Last chain hangs up during fitting

Hi,

I’m using 4 chains in sampling() to infer the internal parameters of a model. The first three chains finish in about the same time, while the last chain takes about 10 times longer. The final fit result has a very large R_hat.
If I use 5 chains, then the first 4 finish in about the same time, while the 5th one takes 10 times longer. Again, very large R_hat.
In general, if I use n chains, n-1 chains finish in about the same time, while the last takes much longer.

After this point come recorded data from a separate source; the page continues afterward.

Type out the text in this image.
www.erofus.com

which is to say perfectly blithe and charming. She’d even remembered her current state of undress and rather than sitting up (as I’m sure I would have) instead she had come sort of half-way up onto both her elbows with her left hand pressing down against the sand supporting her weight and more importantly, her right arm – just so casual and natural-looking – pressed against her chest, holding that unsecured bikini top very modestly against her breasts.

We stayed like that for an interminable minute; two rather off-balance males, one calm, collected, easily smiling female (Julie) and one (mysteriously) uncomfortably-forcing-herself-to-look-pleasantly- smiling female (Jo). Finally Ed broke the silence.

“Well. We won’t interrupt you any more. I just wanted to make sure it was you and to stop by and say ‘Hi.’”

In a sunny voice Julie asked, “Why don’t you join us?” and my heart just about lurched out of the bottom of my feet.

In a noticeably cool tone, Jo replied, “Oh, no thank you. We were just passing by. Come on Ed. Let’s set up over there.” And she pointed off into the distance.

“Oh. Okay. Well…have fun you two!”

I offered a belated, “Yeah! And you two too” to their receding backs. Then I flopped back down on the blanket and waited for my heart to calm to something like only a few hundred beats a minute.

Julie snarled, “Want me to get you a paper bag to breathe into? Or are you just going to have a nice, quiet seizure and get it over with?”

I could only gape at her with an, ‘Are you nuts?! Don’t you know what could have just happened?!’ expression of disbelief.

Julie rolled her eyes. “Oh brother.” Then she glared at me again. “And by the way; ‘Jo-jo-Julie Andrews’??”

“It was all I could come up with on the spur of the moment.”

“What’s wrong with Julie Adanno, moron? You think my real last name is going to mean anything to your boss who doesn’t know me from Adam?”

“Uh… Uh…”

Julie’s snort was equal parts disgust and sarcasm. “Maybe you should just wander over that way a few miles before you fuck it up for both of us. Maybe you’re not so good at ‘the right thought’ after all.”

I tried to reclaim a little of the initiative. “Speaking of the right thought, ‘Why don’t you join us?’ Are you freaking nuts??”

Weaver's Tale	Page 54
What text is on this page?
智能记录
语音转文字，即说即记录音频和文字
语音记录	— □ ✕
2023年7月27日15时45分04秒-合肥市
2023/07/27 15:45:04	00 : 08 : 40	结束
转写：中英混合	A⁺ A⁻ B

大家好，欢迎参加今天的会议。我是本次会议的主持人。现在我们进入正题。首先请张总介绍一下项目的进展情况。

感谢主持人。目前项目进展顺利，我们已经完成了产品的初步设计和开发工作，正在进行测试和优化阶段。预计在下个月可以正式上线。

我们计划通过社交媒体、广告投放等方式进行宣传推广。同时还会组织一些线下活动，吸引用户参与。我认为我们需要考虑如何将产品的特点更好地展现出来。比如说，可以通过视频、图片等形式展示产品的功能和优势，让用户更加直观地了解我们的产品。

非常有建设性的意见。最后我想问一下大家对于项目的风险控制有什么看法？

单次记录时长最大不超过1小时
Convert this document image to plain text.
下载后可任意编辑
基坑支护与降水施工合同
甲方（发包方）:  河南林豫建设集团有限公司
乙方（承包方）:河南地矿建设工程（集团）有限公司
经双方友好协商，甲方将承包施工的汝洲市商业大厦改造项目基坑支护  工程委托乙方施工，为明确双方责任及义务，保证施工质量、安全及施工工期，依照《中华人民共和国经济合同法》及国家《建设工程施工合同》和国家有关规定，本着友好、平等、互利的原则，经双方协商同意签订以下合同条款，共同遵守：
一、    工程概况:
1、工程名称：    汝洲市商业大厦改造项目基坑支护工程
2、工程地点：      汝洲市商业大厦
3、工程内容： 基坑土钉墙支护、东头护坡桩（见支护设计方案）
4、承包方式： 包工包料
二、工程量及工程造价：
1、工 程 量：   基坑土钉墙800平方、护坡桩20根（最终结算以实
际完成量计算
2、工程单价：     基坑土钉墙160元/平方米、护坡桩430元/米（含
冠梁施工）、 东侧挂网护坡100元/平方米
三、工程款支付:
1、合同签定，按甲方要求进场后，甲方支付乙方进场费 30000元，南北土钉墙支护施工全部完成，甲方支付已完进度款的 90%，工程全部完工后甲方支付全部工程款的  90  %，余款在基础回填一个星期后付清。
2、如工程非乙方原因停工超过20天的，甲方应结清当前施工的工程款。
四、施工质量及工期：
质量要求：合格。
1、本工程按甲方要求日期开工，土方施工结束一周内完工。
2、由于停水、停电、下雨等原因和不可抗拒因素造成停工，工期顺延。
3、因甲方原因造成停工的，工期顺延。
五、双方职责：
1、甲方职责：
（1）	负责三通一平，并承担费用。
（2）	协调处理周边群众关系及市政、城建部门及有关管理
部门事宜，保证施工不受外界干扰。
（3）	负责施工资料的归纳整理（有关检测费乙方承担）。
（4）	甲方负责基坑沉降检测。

One way to fix this is to generate a new set of data–this is because there is some randomness in the data so new sets could result in cleaner fits. But, my question is not regarding how I can fix this. I would like to better understand the underlying processes of Stan that leads to such a behavior. I’m basically wondering what things could be causing all chains but last one to properly finish in time.

3 Likes

How do you know which chain takes the longest time? Stan usually runs the chains in parallel so the last chain to finish is tautologically the one that takes the longest time. If you set seed=12345 each run should give the exact same results and chain_id=[1,2,3] instead of chains=3 allows you to select which chains to run. After each run Stan does some postprocessing that may take a while. You can disable that with check_hmc_diagnostics=False.

Large r-hat suggests your model is multimodal or pathological in some other way. The one bad chain may get stuck somewhere in parameter space where the model fits very poorly and the posterior has complicated geometry.

Thank you for clarifying that.

How do you know which chain takes the longest time?

Well, the output shows you the progress of each chain (i.e. Iteration n/N), so in case of chains=4, the first three finish within a few seconds, while the last one takes upwards of 1000 seconds. Also, I am running my 4 chains on 4 CPUs, so I believe each chain is getting the equal chance of processing at the same speed.

So by last chain you just mean the chain that takes longest to finish. Each chain has random initialization so it’s a bit weird that exactly one chain gets stuck but I assume you didn’t run 40 chains just to see how many of them get stuck. If the chance of a chain getting stuck is low it would sometimes seem that everything is fine and other times you’d get one misbehaving chain. That’s all I can say without more information about your model.

Just as another guess, it might be that the fast chains are getting stuck (at the same parameter values) and that the slow chain is actually sampling. It has happened to me before with a model that was barely identified. Some chains get stuck at some values and “sample” very fast. True sampling (i.e. exploration of the full posterior) however takes a long time because of a small stepsize. Have you plotted the different chains?

1 Like

It has happened to me before with a model that was barely identified.

I think this is what’s happening to me as well. \alpha is the parameter I’m trying to infer and with alpha ~ normal(0,10) prior, the inference is poor, but with alpha ~ normal(0,10) and real<lower=3,upper=7> alpha, the inference is spot on. I think it’s just that the fast processing chains are getting stuck at a favorable, yet wrong, alpha value in parameter space.